晴天の霹靂とはこういうことを言うのだろうか、先日の人間ドックで糖尿病であると診断されてしまった。昨年の検査では箸にも棒にもかからなかった糖尿の存在が、たった数時間の検査で主役に躍り出てしまったのである。
正直なところ、ドックに入る数日前までは、いや、検査直前までは胃カメラに対する不安や、ここ数年の課題である脂肪肝の方ばかりを気にしていたのだ。

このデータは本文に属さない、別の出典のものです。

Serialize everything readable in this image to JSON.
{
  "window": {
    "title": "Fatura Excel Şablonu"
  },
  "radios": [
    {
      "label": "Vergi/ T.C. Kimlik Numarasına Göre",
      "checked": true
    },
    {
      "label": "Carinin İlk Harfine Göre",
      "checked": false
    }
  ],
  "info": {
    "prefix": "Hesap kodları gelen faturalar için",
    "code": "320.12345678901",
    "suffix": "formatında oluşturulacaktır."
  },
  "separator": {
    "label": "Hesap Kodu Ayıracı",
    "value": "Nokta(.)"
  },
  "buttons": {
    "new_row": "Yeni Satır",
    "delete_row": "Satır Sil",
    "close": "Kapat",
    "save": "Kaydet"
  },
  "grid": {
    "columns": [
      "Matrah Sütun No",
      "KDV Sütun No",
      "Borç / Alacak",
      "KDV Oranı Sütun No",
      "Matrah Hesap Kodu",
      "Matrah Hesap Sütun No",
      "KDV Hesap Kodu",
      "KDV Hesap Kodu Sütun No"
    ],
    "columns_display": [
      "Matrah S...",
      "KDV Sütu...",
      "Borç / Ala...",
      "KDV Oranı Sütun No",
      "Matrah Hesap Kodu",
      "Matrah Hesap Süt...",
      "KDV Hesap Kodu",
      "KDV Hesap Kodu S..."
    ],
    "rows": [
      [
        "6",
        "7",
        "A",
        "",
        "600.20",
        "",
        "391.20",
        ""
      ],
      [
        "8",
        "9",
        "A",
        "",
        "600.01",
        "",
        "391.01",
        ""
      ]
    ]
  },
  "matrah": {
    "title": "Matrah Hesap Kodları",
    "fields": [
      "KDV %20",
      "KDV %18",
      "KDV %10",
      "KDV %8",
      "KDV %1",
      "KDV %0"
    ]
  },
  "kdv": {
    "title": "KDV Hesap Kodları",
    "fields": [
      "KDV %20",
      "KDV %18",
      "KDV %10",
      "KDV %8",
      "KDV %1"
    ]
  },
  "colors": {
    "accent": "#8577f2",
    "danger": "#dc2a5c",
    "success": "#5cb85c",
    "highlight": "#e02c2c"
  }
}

が、検査が終わって最後の面談で、肺、胃、大腸、直腸異常なし、脂肪肝もやや警戒の余地はあるものの、取り立てて心配はいらないとのこと。なのに、あろうことか、四十代前半であろう担当医は、
「いやー、ちょっと血糖値が高いですねー。通常、検査で二度140を超えると、糖尿病ということになります。早々に専門医の診断を仰ぎ、対処されるようお勧め致します」
「えっ、糖尿ですか。原因は何なのでしょうか。甘いものの食べ過ぎでしょうか、それともー……」
「ふーむ。はーっ、体脂肪が高いですねー。まっ、食生活も大きな要因でしょうが、運動不足も一つの原因となりますからねー。七十八キロですかー、十キロは多いですかねー。ともかく、専門医の再検査と診断を受けて下さい。お大事に!」
医者からお大事になんて言われることは、これは明らかに病人として扱われていることになるのではないだろうか。そんなことを考えているうちに、いつしか全身にわなわなという感じの震えが襲って来た。咽の辺りがひくひくとして、生唾を飲み込もうとするのだがどうしても空飲み込みになってしまう。こんな動揺を医者には覚られたくない、そう思い始めると医者があれこれとサゼッションをして呉れているらしいのだが、馬耳東風。ひどいことに、病院からどうやって会社のデスクに戻ったのか全く覚えていない。いつの間にやら、デスクに呆然と座っていた。